A decade ago, a friend told me that she had changed her mind about Friday the 13th; not the movie with lots of ketchup, the calendar date. She decided it would be a day of blessings. I realized she was right, and that convinced me to rewind my tape on the whole affair. We create our own luck, or misfortune.
Friday the 13th is not universal. In Greece, Spain and Latin America, it is Tuesday the 13th that’s unlucky. Tuesday is Martes in Spanish, named for the Greek god of war, Marte.
As the saying goes, “El martes, ni te cases ni en embarques”. “On Tuesday, don’t get married or set off on a trip…” For some folks in Spanish-speaking countries, this is taken to an extreme, they’ll tell you Tuesday the 13th: “Don’t cut your hair, or even think about trimming your nails.”
To a person from the US, that sounds over the top.
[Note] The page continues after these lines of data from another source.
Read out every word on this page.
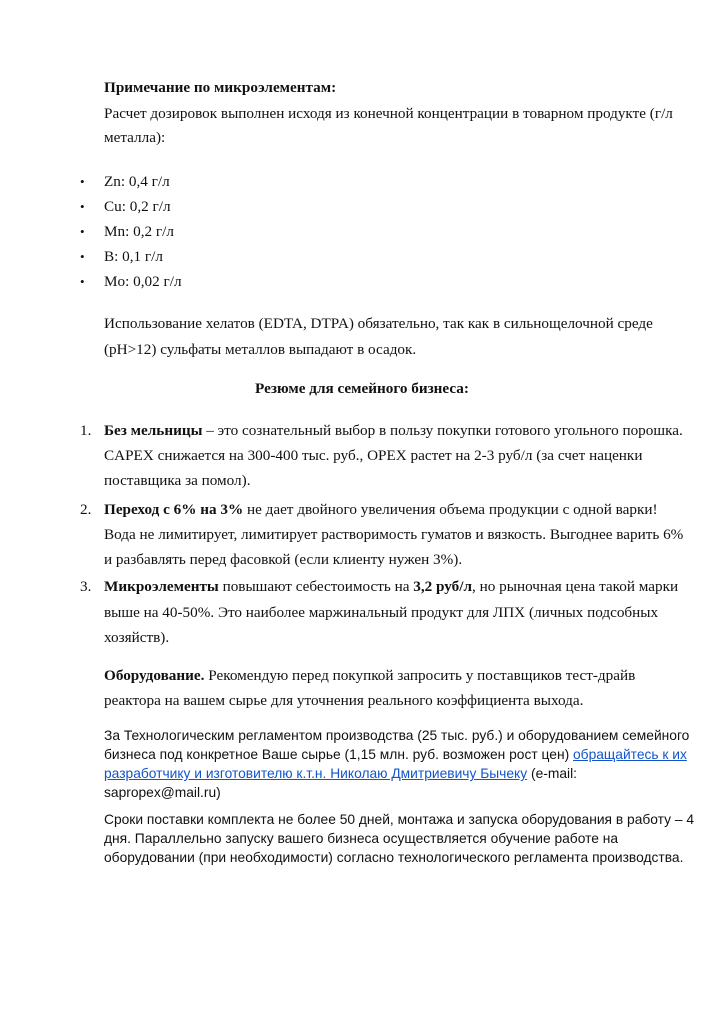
Примечание по микроэлементам:
Расчет дозировок выполнен исходя из конечной концентрации в товарном продукте (г/л
металла):
• Zn: 0,4 г/л
• Cu: 0,2 г/л
• Mn: 0,2 г/л
• B: 0,1 г/л
• Mo: 0,02 г/л
Использование хелатов (EDTA, DTPA) обязательно, так как в сильнощелочной среде
(pH>12) сульфаты металлов выпадают в осадок.
Резюме для семейного бизнеса:
1. Без мельницы – это сознательный выбор в пользу покупки готового угольного порошка.
CAPEX снижается на 300-400 тыс. руб., OPEX растет на 2-3 руб/л (за счет наценки
поставщика за помол).
2. Переход с 6% на 3% не дает двойного увеличения объема продукции с одной варки!
Вода не лимитирует, лимитирует растворимость гуматов и вязкость. Выгоднее варить 6%
и разбавлять перед фасовкой (если клиенту нужен 3%).
3. Микроэлементы повышают себестоимость на 3,2 руб/л, но рыночная цена такой марки
выше на 40-50%. Это наиболее маржинальный продукт для ЛПХ (личных подсобных
хозяйств).
Оборудование. Рекомендую перед покупкой запросить у поставщиков тест-драйв
реактора на вашем сырье для уточнения реального коэффициента выхода.
За Технологическим регламентом производства (25 тыс. руб.) и оборудованием семейного
бизнеса под конкретное Ваше сырье (1,15 млн. руб. возможен рост цен) обращайтесь к их
разработчику и изготовителю к.т.н. Николаю Дмитриевичу Бычеку (e-mail:
sapropex@mail.ru)
Сроки поставки комплекта не более 50 дней, монтажа и запуска оборудования в работу – 4
дня. Параллельно запуску вашего бизнеса осуществляется обучение работе на
оборудовании (при необходимости) согласно технологического регламента производства.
Wait, remember how many buildings, for example in New York and Chicago, have no 13th floor? If it’s a high rise they do, of course, but it’s named 14. Smile, we live in glass houses, it seems..
In 2019, we’ve had one Tuesday the 13th, in August. Did all the hair salons close that day in Spain? Did everyone with a broken nail just limp along until the 14th? This year, we’ll have a second Friday the 13th in December: lucky or unlucky? What do you say?